Educators have great difficulty in reconciling DGBL and other exploratory teaching with “institutional preoccupations with data and accountability [that are]are primarily focused on operational, skills-based technology use rather than its meaning-making potential” (Nolan and McBride, 2014). It’s true that in neoliberal education meaning making is realized when students achieve in measurable testing. It doesn't mean, however, that meaning meaning cannot exist within the play rhetorics of power, progress and identity. In fact, divorced from their hegemonic coupling, can’t play as power be empowerment, play as progress be skill-acquisition and self-mastery, and identity be the self at ease in interaction and collaboration with others? The hidden curriculum in this case is far more positive.. It then begs the question: How can the overt motivating play aspects of frivolity, self, fate and the imaginary be the vehicle through which the more nuanced definitions of power, progress and identity are realized?

Game-hacking is illustrative as one such example. Through game-hacking, an empowered outcome is realized when the learning actor is able to make administrative choices about what rules should exist allowing engaged creativity with the game, but also allowing her to experientially understand the function of rules, and see if rules are good ones or bad ones, based on their purpose, and how effective they are at meeting that purpose. This allows her to envision meaningful outcomes for the game as determined the actor herself, and to put in place the ingredients that will help realize those outcomes. Progress in this regard is skill development and self-mastery. It can be metacognitive: becoming better at seeing cause and effect, how ideas are linked, becoming better at conceiving goals and making accordant choices that lead to realizing them, the gradual increase in ability to recognize what works and what doesn’t, and through play-testing and redesign, the development of flexibility and goal directed persistence - executive skills that can create all kinds of “behavioural” issues when a student lacks them. Identity as the self at ease in social contexts is realized through the process of hacking with others. It takes a high degree of social skills to play a competitive game, but agree on rules for the sake of better gameplay and fun. Deep learning happens when it is “contingent on negotiations with the social and cognitive resources available and the interests and dispositions of those whom they wish to play with, where they wish to play and how” (Thumlert, Jensen and de Castell, 2018). Game-hacking provides such authentic social skill practice and development.
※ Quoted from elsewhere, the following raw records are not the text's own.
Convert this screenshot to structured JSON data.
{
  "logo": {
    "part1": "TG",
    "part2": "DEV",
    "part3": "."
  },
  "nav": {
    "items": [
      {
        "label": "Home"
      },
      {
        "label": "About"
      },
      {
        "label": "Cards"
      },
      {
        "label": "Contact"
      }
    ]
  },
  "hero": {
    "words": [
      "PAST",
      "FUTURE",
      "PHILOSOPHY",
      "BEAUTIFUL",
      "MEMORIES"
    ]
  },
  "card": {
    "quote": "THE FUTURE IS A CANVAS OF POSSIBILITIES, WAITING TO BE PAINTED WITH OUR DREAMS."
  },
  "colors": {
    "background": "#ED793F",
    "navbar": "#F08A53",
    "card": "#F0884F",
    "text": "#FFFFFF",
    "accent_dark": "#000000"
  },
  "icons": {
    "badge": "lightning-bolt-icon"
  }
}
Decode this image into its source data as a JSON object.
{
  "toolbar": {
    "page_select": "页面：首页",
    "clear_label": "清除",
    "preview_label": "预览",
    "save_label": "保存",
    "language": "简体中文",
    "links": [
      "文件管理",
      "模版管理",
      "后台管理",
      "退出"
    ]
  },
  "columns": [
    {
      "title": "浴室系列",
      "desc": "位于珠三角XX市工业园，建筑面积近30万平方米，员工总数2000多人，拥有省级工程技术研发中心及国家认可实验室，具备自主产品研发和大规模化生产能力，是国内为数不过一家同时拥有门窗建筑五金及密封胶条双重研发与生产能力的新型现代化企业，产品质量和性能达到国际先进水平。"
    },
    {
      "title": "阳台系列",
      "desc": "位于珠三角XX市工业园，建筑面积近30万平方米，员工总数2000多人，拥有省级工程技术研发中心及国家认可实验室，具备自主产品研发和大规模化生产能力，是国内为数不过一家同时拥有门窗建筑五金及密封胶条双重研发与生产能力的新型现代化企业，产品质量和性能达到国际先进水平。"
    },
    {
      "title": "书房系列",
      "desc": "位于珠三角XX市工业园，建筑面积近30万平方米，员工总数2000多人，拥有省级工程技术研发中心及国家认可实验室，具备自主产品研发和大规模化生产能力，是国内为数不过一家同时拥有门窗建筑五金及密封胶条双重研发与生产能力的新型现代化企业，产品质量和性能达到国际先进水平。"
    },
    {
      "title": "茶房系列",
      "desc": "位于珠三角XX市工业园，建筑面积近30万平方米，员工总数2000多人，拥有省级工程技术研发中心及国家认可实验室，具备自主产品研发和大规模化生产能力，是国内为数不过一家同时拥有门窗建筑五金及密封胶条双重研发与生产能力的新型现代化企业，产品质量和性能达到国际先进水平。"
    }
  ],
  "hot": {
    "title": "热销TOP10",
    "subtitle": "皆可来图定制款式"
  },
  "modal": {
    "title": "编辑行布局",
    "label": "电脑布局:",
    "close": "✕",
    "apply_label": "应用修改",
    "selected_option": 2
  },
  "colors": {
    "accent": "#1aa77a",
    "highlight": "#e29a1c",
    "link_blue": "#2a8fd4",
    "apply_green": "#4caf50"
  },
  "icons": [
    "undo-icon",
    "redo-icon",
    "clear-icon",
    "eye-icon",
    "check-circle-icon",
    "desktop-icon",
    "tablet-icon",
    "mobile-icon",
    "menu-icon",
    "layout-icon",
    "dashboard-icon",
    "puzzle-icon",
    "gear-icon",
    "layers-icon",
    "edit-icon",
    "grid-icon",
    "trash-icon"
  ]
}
Game-hacking promotes affinity. Affinity, which in school would be a student's emotional orientation to a given task, is seldom considered. There is very little room for a child's real feelings towards what they are learning. In fact, when a child expresses a dislike towards the explicit curriculum, they are confronted with the hidden curriculum: obey - play by the “rules”, if you want to have a functional experience at school/life. If meaningful learning “occurs when learners are active, constructive, intentional, cooperative, and working on authentic task, (Nolan and McBride, 2014) lack of affinity provides excellent feedback that you are not going to get the best out of that child by going down this particular road. However, lack of affinity, when expressed, tends to be pathologized, and if a child expresses a lack of affinity towards the actual educational structures that are imposed on them, they tend to get classified as “non-compliant” and “oppositional”, put in behavioural classrooms or expelled. (It’s ironic how little affinity the education system has for students who have a lack of affinity for the way they are schooled.) As Thumlert, Jensen and de Castell assert, we are in a “crisis of student disengagement in schools or (more troubling) a quiescent acceptance of alienated learning as education’s “natural condition” (2014). Game-hacking allows a student to challenge these alienating conventions while expressing real joy in a task. Perhaps more importantly, it allows a teacher to realize what intrinsically-motivated engagement looks like and strive to create pedagogy that encourages it.


Works cited

Nolan, J., & McBride, M. (2014). "Beyond gamification: Reconceptualizing game-based learning in early childhood environments". Information, Communication & Society. Jenson, J., Thumlert, K., and de Castell, S. (2018). "Learning through game design: A production pedagogy", The 2018 European Conference on Games Based Learning Book: ACPI Press.